La révolte des paysans a eu lieu en Grande-Bretagne en 1381, pendant la guerre de Cent Ans, et vu le soulèvement de plusieurs dizaines de milliers de paysans, revendiquant la fin du servage, prendre Londres.

La mort de Wat Tyler
Chroniques de Froissart

Sommaire

Contexte

Conséquences économiques de la guerre de Cent Ans

En 1381, les Anglais ont été pratiquement chassés du continent par l'habile Charles V, alors qu'ils contrôlaient le tiers du territoire français en vertu du traité de Brétigny obtenu après les victoires écrasantes d'Édouard III à Crécy et à Poitiers. Seules Calais, Bordeaux et Bayonne restent sous leur contrôle et ils ont perdu la maîtrise des mers à la Bataille de La Rochelle en 1372. Or le Royaume d'Angleterre dépend du sel de Bretagne et de Poitou (pour conserver la viande), des vins de Guyenne (qui sont plus salubres que l'eau) et des Flandres auxquels il vend de la laine[1]. La paix n'étant pas signée malgré la trêve, et le commerce trans-Manche s’en trouve fortement perturbé.

Or l'Angleterre est devenue du fait de sa forte production de laine un pays fortement artisanal et commerçant. Les villes ont obtenu en 1215 la Grande Charte qui leur concède la liberté et le contrôle de la fiscalité via le parlement du fait du discrédit jeté sur la couronne par les défaites de Jean sans Terre face à Philippe Auguste.

Alliés commerciaux des tisserands flamands, les Anglais avaient soutenu la révolte des villes flamandes dirigée par Jacob van Artevelde. Ce dernier avait ainsi contrôlé les Flandres de 1338 à 1345. Mais le parti loyaliste reprend le contrôle de cette région en 1345. Les rois d'Angleterre ont alors fait venir des tisserands fuyant les Flandres pour ne plus être dépendants du contrôle de cette région par la France. Depuis le début de la guerre cet exode est favorisé par les mesures incitatives du roi d'Angleterre qui taxe les vêtements beaucoup moins que la laine et qui dès 1337 accorde de larges privilèges à tout ouvrier étranger s'établissant dans les villes anglaises tout en interdisant l'exportation de laine vers les Flandres et l'importation de draps[2]. À la fin du siècle il a donc, en Angleterre, de nombreux tisserands itinérants confrontés à un pays en crise économique et donc particulièrement mécontents de leur sort.
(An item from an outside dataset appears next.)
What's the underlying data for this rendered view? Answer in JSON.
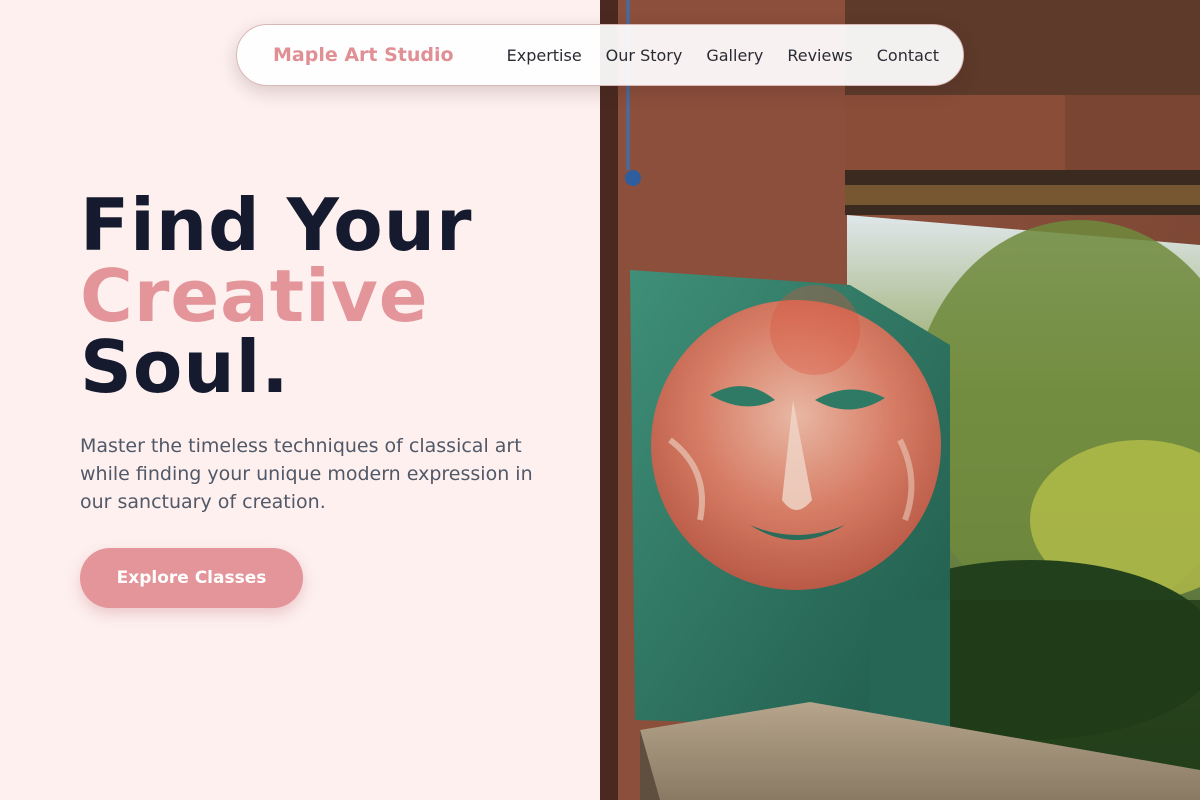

La grande peste de 1348 et 1349 a fait chuter la population rurale. Dès lors les paysans produisent moins de denrées alimentaires et les prix augmentent. Redevenant une force économique dans la société, ils peuvent donc prétendre à un rôle social plus important. Il reçoivent donc très favorablement les idées égalitaristes de John Wycliffe[3]. De manière inverse la demande en biens manufacturés a fortement décru, suivant la démographie. Les temps sont durs pour les artisans et commerçants et particulièrement pour les tisserands itinérants flamands. L'augmentation des impôts par capitation (dont la noblesse et le clergé sont exemptés) en 1380 aggrave le mécontentement général.
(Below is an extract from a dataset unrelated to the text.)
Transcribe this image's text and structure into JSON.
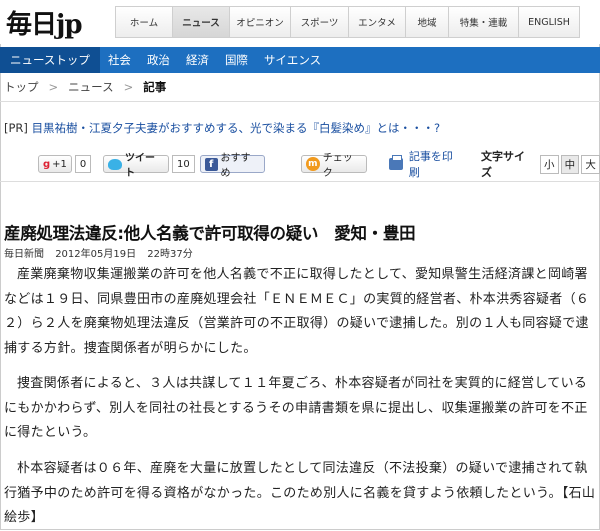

Les nobles anglais revenus au pays et nécessitant des finances pour entretenir leur train de vie et leur armée extorquent des impôts à leurs paysans et laissent piller le pays par leurs soudards (ils ont pris l'habitude de payer leur armée par des chevauchées qui sont de vastes opérations de pillage à travers les campagnes françaises). Cette habitude va attiser un profond ressentiment à l'encontre de la noblesse déjà discréditée par ses défaites à répétition en France. Les routes n'étant plus sécurisées (ce qui est pourtant le rôle de la noblesse) le commerce est fortement perturbé et la colère monte aussi en ville.

Les prédicateurs lollards

Évangile traduit par John Wyclif, copie de la fin du XIVe siècle, Folio 2v of MS Hunter 191 (T.8.21)

Le contexte religieux de l'époque est tout aussi propice : L'Église est divisée par le grand Schisme d'Occident et cette période est favorable à l'énoncé de nouvelles théories théologiques. En effet le Pape et l'Antipape voulant s'assurer le soutien des ecclésiastiques, des universitaires et des politiques envoient de nombreux ambassadeurs dans toute l'Europe. Les courants de pensée réformateurs ou contestataires sont donc peu combattus à cette époque.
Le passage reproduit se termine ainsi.